Wow, I have so been there.

So it might be a little unnerving to read II Corinthians (what prompted this line of thinking) and see that Paul talked and talked and talked about all the good things he did, all the ways he helped the Corinthian Christians, all the persecution and other trials he had undergone, all the concern he felt for them, and never once did he even imply that he was having issues with his motives. In fact, he said just the opposite.

If you do a flyover of the book, you’ll see it throughout, but 4:1-2 gives an example: “Therefore, seeing we have this ministry, as we have received mercy, we faint not, but have renounced the hidden things of dishonesty, not walking in craftiness, nor handling the word of God deceitfully. . .” Or as the Amplified Bible puts it, “We do not get discouraged (spiritless and despondent with fear) or become faint with weariness and exhaustion.”

There are few things potentially as exhausting, dispiriting, discouraging—when you’re just trying to be a good Christian—as realizing that your motives are corrupt, and probably have been all along.

So was Paul saying he never had trouble with that? Well, he didn’t mention it, but one thing I know for sure is that he was human. Like me.

Here’s the Amplified Bible again, in II Corinthians 4:2. “We have renounced disgraceful ways (secret thoughts, feelings, desires and underhandedness, the methods and arts that men hid through shame); we refuse to deal craftily (to practice trickery and cunning). . . .”

I think Paul saw his life as a laser beam pointing to Jesus Christ—and that’s the way I want to see mine. My eyes on Him, encouraging others to fix their eyes on Him.

Do I do that flawlessly? Ha ha! If you know me at all, you know that this is far from the truth. But Paul wasn’t flawless either. Rather, he was focused. When his thoughts started to turn away, for example, in discouragement (which was significant in this epistle), he pointedly turned them back. The (lack of) transition from II Corinthians 2:13 to 2:14 is an excellent example.

So what if a thought now says to me, You know that all you really want is your own glory. Your motives are corrupt and all these efforts to please God are filthy rags.

Now, I don’t start analyzing the thought and trying to figure out if any aspect of my motives were pure and how overwhelmingly much is corrupt. Instead, I see this thought—in the same category with thoughts of discouragement and fear—for the garbage it is. I actively respond, Jesus Christ! In You alone I am perfectly pleasing to God! You are the cleanser of my motives! You will be glorified in me, in spite of who and what I am!
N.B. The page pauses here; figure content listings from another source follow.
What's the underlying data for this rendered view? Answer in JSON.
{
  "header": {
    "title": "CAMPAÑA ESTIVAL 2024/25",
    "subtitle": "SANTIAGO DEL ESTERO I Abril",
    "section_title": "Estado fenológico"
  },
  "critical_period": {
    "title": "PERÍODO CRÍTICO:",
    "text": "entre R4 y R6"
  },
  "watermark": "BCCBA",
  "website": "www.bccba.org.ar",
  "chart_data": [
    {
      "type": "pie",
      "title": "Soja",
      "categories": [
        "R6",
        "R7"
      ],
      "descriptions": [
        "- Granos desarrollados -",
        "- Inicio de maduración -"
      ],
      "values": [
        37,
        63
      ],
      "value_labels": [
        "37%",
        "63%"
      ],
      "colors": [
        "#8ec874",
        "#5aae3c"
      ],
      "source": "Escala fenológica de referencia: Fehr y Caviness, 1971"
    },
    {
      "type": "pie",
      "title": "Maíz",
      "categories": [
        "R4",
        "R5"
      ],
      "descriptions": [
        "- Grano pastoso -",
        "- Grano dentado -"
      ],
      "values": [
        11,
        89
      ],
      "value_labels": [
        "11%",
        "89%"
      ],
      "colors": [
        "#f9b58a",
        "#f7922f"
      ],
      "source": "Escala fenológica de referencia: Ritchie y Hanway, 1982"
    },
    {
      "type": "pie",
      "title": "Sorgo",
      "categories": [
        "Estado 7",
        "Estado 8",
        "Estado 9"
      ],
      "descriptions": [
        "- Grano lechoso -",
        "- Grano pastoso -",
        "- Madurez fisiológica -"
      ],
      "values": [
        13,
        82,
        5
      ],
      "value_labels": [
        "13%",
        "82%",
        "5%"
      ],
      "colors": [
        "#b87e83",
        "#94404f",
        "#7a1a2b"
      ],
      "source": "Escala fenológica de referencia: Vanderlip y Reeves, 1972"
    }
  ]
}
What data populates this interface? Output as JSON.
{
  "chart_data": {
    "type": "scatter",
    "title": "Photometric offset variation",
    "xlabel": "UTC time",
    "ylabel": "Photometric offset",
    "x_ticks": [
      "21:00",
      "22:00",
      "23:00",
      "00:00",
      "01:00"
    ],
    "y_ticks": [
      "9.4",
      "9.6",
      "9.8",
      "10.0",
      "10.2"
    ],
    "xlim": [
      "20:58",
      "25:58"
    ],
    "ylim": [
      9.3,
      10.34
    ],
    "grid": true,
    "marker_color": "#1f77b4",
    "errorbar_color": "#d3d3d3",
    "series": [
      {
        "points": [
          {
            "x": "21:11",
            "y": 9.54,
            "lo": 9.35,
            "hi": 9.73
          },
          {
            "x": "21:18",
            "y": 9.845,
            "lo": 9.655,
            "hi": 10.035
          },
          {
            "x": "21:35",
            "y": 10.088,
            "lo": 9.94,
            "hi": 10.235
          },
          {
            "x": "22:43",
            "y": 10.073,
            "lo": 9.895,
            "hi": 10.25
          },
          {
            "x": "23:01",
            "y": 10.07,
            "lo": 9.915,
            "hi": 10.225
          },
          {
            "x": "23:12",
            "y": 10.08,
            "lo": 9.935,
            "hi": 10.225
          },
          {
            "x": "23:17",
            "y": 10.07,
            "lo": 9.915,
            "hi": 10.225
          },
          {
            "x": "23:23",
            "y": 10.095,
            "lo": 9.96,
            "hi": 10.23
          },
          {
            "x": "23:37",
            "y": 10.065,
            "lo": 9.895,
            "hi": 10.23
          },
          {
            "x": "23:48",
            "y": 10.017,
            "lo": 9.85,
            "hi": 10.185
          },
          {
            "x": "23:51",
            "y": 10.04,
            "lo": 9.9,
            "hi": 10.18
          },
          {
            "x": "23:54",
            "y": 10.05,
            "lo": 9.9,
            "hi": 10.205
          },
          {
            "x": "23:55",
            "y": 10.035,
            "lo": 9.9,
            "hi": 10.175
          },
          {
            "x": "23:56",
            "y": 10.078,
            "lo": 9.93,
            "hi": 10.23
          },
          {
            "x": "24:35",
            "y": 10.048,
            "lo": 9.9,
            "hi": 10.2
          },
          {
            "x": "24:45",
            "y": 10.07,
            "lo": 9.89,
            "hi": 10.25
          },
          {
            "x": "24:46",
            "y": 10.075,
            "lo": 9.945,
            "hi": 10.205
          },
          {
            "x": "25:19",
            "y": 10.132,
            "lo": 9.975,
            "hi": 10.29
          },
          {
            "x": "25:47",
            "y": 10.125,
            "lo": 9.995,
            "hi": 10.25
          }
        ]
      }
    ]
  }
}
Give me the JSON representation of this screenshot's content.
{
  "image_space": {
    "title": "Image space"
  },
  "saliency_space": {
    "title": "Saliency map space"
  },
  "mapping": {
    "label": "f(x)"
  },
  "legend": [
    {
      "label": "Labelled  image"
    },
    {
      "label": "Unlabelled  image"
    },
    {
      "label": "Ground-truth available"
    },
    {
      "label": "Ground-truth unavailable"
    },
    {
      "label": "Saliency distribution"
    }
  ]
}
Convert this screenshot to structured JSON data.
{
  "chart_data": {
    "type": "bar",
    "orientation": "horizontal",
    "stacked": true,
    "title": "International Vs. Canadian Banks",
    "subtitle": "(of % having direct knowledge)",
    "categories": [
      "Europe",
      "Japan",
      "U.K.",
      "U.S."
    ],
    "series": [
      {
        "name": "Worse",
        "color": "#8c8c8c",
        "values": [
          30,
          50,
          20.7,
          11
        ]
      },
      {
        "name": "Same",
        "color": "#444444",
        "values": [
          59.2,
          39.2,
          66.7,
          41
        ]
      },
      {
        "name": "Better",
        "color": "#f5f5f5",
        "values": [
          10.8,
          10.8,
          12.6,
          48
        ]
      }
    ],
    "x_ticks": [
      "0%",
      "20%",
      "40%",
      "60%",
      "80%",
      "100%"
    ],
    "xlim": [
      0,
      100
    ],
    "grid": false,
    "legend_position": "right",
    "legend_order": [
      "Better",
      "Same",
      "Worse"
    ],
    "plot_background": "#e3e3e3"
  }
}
By the power of Christ, I renounce the thoughts. I refuse to accept them. I turn to Jesus. The understanding of the spiritual battle within, which Paul shows so clearly in II Corinthians, was a big part of what could keep him focused and full of energy—we can even say full of love and hope—in the face of one discouragement after another.

It seems perfectly clear to me that Paul didn’t obsess over his motives. He didn’t have time to pay a lot of attention to them. He was looking at Jesus. I pray that we can all do the same.